For the sake of discussion, let us break voice-based interaction into two simple types. The first type is about giving instructions to machines to perform tasks (e.g. Call Adam or Setup a meeting with Clark at 5p.m.). Unlike traditional GUI-based interactions, voice-based interactions completely do away with the need of navigating to different tasks and other UI controls (action buttons, etc.) to initiate them.
The recently launched Microsoft Xbox One showed how compelling user experiences could be delivered by combining voice and gesture-based interaction across Gaming, TV viewing and talking to friends on Skype. Such voice interactions would heavily rely on the system’s ability to recognize voices, with the degree of reliability that people have come to expect from traditional GUI-based interactions.
The second type is really the next level, which is not just about instructing machines to do a task, but also about seeking information like what the capital of Norway is, finding the good places to eat Italian breakfast in New Jersey, and so on. Players in this space are Apple and Google, who are continuously learning through their experiments. We will begin to see new services that listen in the background and deliver genie-like wishes for everything.
The improved avatar of Siri is positioned as human assistance with witty faux-human qualities. Google Now’s entry into the iOS space is positioned as lightning fast and a geeky expert that predicts your queries. These are opening up a new battleground in the smartphone market. The key to success with these voice-based experiences will not only depend upon great voice recognition and interpretation capabilities, but the ability to respond to users with intelligent and meaningful answers by being contextually aware. It means that such services would rely on understanding personal, physical, temporal and social aspects of users.

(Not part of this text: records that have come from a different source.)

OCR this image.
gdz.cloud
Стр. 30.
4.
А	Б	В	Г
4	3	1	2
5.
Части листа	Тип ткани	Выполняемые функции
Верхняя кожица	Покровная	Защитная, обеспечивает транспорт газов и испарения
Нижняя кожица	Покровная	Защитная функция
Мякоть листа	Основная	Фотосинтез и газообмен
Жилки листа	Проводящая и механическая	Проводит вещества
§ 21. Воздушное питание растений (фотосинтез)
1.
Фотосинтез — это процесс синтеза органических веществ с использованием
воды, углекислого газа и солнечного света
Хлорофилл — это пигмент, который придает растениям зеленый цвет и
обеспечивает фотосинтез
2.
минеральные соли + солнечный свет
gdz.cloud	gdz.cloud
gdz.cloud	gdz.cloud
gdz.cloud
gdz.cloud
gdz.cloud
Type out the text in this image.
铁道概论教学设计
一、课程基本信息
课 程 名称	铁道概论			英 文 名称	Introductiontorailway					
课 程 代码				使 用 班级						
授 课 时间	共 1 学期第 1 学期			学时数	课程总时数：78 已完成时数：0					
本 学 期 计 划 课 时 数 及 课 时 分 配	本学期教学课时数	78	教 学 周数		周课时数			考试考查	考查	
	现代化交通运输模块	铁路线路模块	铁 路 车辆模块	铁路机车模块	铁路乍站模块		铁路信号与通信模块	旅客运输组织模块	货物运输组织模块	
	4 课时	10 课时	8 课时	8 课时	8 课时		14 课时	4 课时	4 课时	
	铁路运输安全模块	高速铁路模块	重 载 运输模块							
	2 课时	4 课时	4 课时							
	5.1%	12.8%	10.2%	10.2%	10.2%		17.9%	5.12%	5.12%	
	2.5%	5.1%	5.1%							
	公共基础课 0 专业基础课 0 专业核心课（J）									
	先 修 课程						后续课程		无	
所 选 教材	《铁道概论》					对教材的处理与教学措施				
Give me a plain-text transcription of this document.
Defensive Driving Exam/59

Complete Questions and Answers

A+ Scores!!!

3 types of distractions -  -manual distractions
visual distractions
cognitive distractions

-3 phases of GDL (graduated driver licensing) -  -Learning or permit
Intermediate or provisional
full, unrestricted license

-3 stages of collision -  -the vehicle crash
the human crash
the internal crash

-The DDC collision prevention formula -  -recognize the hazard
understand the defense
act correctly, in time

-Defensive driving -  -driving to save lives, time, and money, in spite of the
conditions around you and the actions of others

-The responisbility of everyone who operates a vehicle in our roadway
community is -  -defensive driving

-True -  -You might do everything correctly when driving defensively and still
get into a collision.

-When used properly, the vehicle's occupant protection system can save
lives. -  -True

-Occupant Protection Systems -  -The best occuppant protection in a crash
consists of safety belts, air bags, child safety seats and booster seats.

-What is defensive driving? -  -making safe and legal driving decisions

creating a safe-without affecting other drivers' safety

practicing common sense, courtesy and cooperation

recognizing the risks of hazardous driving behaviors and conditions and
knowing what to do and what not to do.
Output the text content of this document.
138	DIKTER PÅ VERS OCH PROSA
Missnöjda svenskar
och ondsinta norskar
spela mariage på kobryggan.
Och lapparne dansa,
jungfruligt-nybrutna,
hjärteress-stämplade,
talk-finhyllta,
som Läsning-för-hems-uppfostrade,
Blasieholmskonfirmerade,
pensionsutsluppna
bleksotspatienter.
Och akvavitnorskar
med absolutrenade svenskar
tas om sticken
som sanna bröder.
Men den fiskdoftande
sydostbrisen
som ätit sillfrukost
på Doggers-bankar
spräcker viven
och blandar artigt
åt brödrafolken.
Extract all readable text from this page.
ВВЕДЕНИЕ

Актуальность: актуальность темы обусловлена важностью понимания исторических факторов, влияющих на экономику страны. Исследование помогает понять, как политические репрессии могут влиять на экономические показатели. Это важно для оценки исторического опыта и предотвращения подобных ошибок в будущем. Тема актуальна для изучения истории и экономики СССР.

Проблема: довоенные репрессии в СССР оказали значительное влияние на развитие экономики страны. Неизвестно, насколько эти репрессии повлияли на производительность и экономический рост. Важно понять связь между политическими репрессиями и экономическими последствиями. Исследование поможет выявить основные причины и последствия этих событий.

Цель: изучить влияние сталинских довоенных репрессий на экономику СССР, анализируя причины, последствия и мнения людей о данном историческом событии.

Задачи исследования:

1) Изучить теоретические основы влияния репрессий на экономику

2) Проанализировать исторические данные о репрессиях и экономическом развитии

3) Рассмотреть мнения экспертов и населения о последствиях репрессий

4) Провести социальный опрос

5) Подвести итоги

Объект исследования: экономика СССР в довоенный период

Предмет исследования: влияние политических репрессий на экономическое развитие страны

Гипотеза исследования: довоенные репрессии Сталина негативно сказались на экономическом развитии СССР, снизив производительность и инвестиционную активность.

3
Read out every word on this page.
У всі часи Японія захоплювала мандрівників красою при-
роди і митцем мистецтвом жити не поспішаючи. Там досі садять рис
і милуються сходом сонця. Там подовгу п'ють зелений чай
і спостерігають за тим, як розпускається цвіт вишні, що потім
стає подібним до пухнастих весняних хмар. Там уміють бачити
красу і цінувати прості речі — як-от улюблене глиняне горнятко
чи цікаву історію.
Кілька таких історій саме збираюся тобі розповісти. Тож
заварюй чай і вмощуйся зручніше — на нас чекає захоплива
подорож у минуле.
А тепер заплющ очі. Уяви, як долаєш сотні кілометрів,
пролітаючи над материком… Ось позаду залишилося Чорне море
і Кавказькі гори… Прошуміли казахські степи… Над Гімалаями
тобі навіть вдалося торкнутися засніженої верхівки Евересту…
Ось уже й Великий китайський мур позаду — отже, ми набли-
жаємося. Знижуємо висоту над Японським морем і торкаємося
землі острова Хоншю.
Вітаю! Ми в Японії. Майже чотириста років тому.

The knowledge of users’ context is spread across a variety of other apps and services that they use – like booking flight tickets for a family vacation using an airline app, renting a car using another app, setting a reminder to start early from office, keeping boarding passes in Google wallet and so on and so forth. The next level of voice command-based system intelligence could come from integrating with the data from these apps that reside on an individual device, eventually leading to more effective and responsive voice based interactions.